Moreover, the path of cyclones in the Bay of Bengal seems to have been shifting. “Right now tracks are shifting southward towards Tamil Nadu,” said Ashutosh Mishra, research fellow at the University of Allahabad and lead author of the study.

“Before 1980, cyclones were hitting in large numbers towards West Bengal, Odisha and Andhra coasts,” said Mishra. “But after 1980 they have been hitting the lower Andhra and Tamil Nadu coasts.”

Mishra, who has been analysing climate data across India, contends that the lower eastern Indian coast is getting warmer. This excessive heat is creating a pressure gradient that pulls cyclonic storms towards the coast and increases the odds of a storm making landfall.

The El Niño Southern Oscillation

In the Bay of Bengal specifically, there are other factors that affect cyclone formation and intensification.

“Instead of the long-term trend due to climate change the inter-annual variability due to large-scale process like the El Niño Southern Oscillation is more determinant for cyclones in the North Indian Ocean,” said Mohapatra.

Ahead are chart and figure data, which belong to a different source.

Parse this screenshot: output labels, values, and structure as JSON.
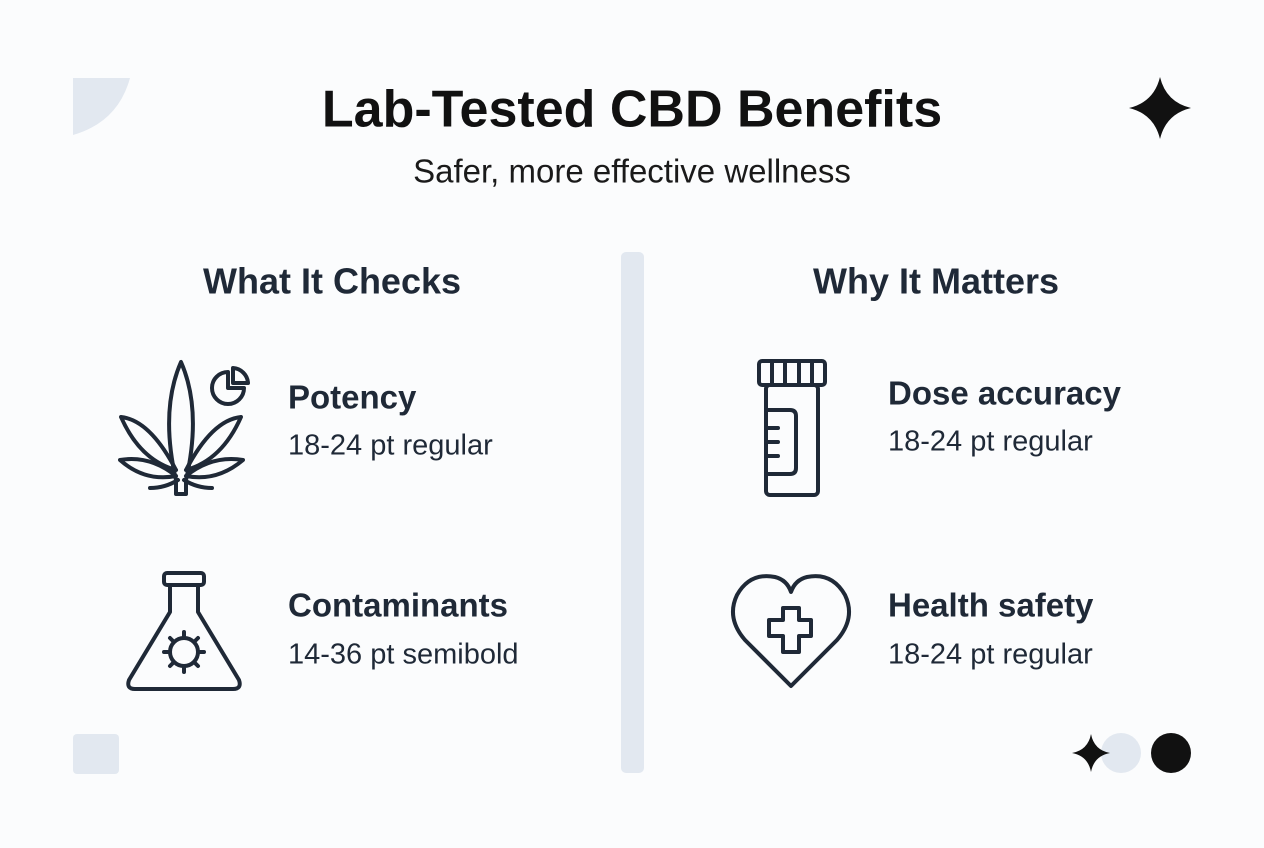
{
  "header": {
    "title": "Lab-Tested CBD Benefits",
    "subtitle": "Safer, more effective wellness"
  },
  "columns": [
    {
      "heading": "What It Checks",
      "items": [
        {
          "title": "Potency",
          "detail": "18-24 pt regular"
        },
        {
          "title": "Contaminants",
          "detail": "14-36 pt semibold"
        }
      ]
    },
    {
      "heading": "Why It Matters",
      "items": [
        {
          "title": "Dose accuracy",
          "detail": "18-24 pt regular"
        },
        {
          "title": "Health safety",
          "detail": "18-24 pt regular"
        }
      ]
    }
  ]
}
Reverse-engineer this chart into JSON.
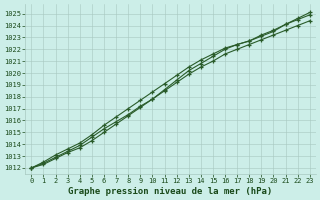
{
  "xlabel": "Graphe pression niveau de la mer (hPa)",
  "ylim": [
    1011.5,
    1025.8
  ],
  "xlim": [
    -0.5,
    23.5
  ],
  "yticks": [
    1012,
    1013,
    1014,
    1015,
    1016,
    1017,
    1018,
    1019,
    1020,
    1021,
    1022,
    1023,
    1024,
    1025
  ],
  "xticks": [
    0,
    1,
    2,
    3,
    4,
    5,
    6,
    7,
    8,
    9,
    10,
    11,
    12,
    13,
    14,
    15,
    16,
    17,
    18,
    19,
    20,
    21,
    22,
    23
  ],
  "background_color": "#cceee8",
  "grid_color": "#a8c8c0",
  "line_color": "#2a5c2a",
  "line1": [
    1012.0,
    1012.4,
    1012.9,
    1013.4,
    1013.9,
    1014.6,
    1015.3,
    1015.9,
    1016.5,
    1017.2,
    1017.8,
    1018.5,
    1019.2,
    1019.9,
    1020.5,
    1021.0,
    1021.6,
    1022.0,
    1022.4,
    1022.8,
    1023.2,
    1023.6,
    1024.0,
    1024.4
  ],
  "line2": [
    1012.0,
    1012.3,
    1012.8,
    1013.3,
    1013.7,
    1014.3,
    1015.0,
    1015.7,
    1016.4,
    1017.1,
    1017.8,
    1018.6,
    1019.4,
    1020.2,
    1020.8,
    1021.4,
    1022.0,
    1022.4,
    1022.7,
    1023.1,
    1023.5,
    1024.1,
    1024.6,
    1025.1
  ],
  "line3": [
    1012.0,
    1012.5,
    1013.1,
    1013.6,
    1014.1,
    1014.8,
    1015.6,
    1016.3,
    1017.0,
    1017.7,
    1018.4,
    1019.1,
    1019.8,
    1020.5,
    1021.1,
    1021.6,
    1022.1,
    1022.4,
    1022.7,
    1023.2,
    1023.6,
    1024.1,
    1024.5,
    1024.9
  ],
  "linewidth": 0.8,
  "markersize": 3.5,
  "xlabel_fontsize": 6.5,
  "tick_fontsize": 5,
  "tick_color": "#1a4a1a",
  "xlabel_color": "#1a4a1a"
}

The El Niño Southern Oscillation is a periodic fluctuation in sea surface temperature and air pressure in the equatorial Pacific Ocean that affects much of the tropics and subtropics. The warming phase is known as El Niño and the cooling phase as La Niña.

Yet another complicating factor is the presence of the Indian Ocean Dipole, a temperature gradient like the El Niño Southern Oscillation but in the Indian Ocean.

During a La Niña year, Mohapatra explained, cyclones follow a northerly track and more cyclones hit Odisha, West Bengal and Bangladesh. In an El Niño year the cyclones head towards Tamil Nadu and southern Andhra Pradesh. Secondly, the frequency and intensity of cyclones is greater in a La Niña year for the post-monsoon period between October and December. In an El Niño year the frequency, intensity, track length and likelihood of cyclones are all lower.

Mohapatra observed that cyclonic activity had been subdued this year in October and up till mid-November, after which it increased significantly and generated cyclones Nada and Vardah in quick succession.

“El Nino conditions were strong last year and now this is the year following strong El Niño conditions,” said Mohapatra. “Right now after about November 15, there have been La Niña conditions and so the frequency and intensity of cyclones are increasing.”

What all this suggests is that there is no quick answer to whether India’s East coast will be battered by more severe storms in the coming months and years. But if Cyclone Vardah and 2014’s Cyclone Hudhud are anything to go by, cities like Chennai and Visakhapatnam, and coastal areas adjoining them, had best learn to adapt and start building storm-proof infrastructure to save lives and livelihoods.